Friends of the Mount Vernon Trail — From Neighbors with Rakes to a Trail Worth Celebrating
A trail was falling apart. Bumps, potholes, invasive plants creeping in from the edges, bridges that had seen better days. And a small group of neighbors who loved the Mount Vernon Trail decided they weren't going to wait for someone else to fix it. That decision — made in 2018 — turned into something no one could have predicted. Friends of the Mount Vernon Trail began showing up week after week along the 18-mile Potomac River path connecting George Washington's estate to Theodore Roosevelt Island. They learned what they could, built a volunteer community, and kept going. As the organization grew, so did its reach: more volunteers, more partners, more resources — and more impact on the trail that thousands of cyclists, runners, and walkers depend on every day.

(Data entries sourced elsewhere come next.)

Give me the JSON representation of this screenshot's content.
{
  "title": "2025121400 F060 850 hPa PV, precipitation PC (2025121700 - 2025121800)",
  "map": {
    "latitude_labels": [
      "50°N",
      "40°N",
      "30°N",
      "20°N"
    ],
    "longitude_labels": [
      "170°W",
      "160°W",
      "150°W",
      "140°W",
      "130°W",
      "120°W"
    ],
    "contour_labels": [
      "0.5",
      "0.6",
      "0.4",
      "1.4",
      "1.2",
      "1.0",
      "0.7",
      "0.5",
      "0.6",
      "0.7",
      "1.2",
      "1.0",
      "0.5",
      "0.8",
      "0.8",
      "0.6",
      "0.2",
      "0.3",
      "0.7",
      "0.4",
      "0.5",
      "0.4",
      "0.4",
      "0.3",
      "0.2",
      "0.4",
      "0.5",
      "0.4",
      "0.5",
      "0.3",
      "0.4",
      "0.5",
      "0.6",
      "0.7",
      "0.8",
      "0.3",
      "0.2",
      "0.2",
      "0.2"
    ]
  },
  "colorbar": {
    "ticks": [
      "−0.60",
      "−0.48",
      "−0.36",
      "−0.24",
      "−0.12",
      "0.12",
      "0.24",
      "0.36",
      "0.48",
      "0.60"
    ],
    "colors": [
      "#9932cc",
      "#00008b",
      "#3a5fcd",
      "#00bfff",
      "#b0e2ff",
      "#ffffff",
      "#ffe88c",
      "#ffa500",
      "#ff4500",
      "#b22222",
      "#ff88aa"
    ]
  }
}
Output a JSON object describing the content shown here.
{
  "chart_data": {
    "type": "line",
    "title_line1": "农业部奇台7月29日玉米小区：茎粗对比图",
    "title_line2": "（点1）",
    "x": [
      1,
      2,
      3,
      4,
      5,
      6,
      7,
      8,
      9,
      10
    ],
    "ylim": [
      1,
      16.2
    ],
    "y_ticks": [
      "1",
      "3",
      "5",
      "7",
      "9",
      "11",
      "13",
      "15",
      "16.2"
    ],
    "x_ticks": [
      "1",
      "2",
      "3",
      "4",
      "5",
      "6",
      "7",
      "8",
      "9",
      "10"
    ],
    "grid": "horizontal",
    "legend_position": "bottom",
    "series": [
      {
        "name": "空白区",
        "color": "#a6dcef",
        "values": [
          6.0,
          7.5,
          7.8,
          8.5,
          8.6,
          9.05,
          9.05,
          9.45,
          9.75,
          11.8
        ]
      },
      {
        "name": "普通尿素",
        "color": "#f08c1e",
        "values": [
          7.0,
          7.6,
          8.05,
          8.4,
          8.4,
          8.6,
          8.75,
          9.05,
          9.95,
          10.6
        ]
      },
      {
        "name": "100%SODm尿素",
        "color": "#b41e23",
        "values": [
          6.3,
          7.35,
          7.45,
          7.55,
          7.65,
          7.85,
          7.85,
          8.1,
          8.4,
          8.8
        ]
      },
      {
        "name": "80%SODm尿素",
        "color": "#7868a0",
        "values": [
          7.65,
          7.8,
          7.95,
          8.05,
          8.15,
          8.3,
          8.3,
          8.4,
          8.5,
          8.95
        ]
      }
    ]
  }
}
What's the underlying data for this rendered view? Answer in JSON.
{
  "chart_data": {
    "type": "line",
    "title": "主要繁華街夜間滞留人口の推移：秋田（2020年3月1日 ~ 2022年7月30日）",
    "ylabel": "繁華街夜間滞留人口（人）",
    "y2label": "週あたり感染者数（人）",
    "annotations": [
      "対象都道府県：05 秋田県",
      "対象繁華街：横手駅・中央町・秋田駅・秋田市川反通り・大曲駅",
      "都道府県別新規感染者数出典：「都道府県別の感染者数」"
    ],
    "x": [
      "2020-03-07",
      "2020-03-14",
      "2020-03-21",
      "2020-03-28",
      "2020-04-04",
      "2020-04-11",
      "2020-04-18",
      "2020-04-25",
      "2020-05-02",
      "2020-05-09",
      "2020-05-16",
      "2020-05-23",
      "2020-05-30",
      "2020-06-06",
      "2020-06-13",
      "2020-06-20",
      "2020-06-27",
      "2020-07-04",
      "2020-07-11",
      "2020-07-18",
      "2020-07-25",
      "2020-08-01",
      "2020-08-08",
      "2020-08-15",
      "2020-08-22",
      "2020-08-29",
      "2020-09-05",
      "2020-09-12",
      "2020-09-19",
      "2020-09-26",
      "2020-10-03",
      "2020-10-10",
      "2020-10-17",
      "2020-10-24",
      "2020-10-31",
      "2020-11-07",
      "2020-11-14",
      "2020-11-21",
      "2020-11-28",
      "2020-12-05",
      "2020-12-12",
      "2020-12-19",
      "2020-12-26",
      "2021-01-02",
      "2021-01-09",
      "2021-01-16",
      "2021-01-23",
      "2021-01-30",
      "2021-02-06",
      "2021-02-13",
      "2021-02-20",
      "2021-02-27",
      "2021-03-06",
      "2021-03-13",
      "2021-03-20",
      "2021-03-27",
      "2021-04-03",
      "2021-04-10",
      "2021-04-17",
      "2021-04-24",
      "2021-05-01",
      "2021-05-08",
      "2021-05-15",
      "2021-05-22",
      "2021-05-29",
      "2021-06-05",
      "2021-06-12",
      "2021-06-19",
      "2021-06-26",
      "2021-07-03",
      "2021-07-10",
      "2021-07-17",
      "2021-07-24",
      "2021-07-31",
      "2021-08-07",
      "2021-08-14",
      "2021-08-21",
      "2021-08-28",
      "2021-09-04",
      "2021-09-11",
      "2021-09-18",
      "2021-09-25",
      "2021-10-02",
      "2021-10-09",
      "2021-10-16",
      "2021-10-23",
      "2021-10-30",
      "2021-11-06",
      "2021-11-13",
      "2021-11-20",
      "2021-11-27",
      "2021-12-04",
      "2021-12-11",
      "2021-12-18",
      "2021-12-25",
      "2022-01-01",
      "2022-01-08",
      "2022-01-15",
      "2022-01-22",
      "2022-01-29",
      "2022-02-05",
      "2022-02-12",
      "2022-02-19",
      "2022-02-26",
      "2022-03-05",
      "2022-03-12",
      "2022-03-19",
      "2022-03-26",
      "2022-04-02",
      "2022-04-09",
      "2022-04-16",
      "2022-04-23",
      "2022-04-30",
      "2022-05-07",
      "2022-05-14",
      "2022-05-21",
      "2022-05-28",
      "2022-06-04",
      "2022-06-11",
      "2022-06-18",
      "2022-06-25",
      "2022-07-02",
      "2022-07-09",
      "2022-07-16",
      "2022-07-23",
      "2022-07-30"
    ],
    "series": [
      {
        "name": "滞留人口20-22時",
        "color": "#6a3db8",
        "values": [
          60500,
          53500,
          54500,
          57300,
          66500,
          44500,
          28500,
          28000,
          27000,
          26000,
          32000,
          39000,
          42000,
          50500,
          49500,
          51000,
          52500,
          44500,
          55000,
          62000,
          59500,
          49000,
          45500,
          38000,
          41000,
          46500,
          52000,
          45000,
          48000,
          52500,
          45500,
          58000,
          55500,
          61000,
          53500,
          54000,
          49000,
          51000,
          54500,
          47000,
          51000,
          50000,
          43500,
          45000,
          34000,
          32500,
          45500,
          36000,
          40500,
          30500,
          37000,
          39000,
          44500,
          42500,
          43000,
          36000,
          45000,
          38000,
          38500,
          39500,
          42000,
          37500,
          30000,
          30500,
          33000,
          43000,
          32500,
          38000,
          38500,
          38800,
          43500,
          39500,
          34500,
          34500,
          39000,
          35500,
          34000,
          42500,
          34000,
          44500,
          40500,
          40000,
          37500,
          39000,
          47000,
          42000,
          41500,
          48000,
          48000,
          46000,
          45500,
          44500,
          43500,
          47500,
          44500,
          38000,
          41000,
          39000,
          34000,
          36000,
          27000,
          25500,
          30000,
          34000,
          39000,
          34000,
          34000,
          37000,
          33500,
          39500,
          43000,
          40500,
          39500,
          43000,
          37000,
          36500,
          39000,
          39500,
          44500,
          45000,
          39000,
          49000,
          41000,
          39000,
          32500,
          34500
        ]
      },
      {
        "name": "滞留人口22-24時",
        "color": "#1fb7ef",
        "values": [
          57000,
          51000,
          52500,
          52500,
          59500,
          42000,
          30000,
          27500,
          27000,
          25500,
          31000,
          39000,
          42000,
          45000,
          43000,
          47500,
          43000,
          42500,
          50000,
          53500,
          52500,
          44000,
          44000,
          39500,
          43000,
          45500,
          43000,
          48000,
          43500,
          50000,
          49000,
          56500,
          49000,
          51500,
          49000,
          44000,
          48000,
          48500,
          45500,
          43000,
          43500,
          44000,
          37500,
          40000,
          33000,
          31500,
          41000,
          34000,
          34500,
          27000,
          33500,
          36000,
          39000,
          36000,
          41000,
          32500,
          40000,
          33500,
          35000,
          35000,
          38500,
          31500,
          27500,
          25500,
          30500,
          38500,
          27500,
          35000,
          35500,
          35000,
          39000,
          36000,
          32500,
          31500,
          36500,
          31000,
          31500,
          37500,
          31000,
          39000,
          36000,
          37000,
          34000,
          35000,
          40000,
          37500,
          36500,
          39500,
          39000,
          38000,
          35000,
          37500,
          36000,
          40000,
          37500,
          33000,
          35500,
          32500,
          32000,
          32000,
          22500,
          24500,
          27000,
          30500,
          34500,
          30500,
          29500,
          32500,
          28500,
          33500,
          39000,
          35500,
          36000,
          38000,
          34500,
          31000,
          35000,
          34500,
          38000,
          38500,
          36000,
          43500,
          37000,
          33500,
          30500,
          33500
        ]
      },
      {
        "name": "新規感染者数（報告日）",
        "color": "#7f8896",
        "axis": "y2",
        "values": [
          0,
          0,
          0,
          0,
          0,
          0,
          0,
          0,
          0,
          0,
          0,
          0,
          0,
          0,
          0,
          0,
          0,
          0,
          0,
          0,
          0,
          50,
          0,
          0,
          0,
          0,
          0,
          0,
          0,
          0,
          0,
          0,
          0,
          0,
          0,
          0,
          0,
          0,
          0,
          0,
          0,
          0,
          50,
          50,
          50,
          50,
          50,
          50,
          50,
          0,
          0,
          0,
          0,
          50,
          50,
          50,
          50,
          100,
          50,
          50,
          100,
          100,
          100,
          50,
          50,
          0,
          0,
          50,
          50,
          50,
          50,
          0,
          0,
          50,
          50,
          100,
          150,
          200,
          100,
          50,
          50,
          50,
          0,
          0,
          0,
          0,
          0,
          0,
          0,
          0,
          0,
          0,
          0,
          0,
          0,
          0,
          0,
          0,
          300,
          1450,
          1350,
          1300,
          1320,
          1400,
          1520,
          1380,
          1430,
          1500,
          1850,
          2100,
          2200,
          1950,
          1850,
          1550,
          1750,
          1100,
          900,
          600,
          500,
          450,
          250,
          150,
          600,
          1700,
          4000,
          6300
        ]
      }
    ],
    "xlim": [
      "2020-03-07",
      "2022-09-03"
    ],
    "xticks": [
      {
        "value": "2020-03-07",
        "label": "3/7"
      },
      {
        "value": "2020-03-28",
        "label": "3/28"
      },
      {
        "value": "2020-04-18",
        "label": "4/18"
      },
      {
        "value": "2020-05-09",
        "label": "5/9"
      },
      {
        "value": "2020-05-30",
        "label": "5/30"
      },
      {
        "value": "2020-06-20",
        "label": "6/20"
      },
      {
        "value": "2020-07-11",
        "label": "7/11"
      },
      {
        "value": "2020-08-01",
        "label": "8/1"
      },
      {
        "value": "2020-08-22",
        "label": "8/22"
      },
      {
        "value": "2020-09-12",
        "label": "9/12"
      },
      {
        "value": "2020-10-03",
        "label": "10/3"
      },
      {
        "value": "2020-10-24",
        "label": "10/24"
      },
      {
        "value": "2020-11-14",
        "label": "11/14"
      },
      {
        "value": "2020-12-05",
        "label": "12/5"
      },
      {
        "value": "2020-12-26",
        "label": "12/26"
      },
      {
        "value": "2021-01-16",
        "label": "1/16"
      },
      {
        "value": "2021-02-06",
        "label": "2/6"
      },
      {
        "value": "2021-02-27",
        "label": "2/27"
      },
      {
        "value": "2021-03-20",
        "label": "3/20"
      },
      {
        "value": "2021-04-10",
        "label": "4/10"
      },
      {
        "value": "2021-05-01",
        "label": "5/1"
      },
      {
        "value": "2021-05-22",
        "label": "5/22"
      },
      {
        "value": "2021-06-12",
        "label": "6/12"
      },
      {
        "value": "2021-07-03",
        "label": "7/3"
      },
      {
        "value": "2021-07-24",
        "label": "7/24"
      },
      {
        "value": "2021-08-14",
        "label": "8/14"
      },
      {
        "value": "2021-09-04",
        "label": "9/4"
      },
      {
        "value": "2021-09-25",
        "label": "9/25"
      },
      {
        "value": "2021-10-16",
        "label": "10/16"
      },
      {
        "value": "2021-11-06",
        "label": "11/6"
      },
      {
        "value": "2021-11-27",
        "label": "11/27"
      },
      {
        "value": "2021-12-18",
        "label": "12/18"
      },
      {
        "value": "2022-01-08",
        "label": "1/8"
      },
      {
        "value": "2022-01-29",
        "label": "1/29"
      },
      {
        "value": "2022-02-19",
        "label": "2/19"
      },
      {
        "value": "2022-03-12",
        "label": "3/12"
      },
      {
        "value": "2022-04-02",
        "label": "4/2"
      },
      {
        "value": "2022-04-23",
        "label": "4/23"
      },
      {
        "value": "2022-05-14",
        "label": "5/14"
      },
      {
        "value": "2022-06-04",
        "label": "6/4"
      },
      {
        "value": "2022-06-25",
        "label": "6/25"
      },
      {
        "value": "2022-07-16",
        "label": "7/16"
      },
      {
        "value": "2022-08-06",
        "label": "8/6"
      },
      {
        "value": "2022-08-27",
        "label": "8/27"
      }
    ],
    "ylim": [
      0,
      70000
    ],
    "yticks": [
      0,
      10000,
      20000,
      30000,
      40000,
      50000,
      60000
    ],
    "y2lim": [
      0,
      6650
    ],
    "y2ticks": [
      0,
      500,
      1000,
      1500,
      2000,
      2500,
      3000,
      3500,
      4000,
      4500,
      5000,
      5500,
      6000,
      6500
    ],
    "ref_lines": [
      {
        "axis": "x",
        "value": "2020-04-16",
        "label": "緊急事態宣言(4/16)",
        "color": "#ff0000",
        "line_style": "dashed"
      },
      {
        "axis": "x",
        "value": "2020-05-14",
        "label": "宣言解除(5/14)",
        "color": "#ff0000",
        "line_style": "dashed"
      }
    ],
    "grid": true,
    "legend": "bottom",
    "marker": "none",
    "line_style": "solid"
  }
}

By 2025, the numbers told the story: over 4,100 volunteer hours in a single year, 721 trail repairs and improvements, and a newly rebuilt bridge spanning Dyke Marsh that set a new standard for what a community-driven partnership can achieve. In 2026, Friends of the Mount Vernon Trail was awarded the Public Lands Alliance Trail of the Year Award — national recognition earned by an organization built entirely on the conviction that people who care, and who are willing to do the work, can actually change things.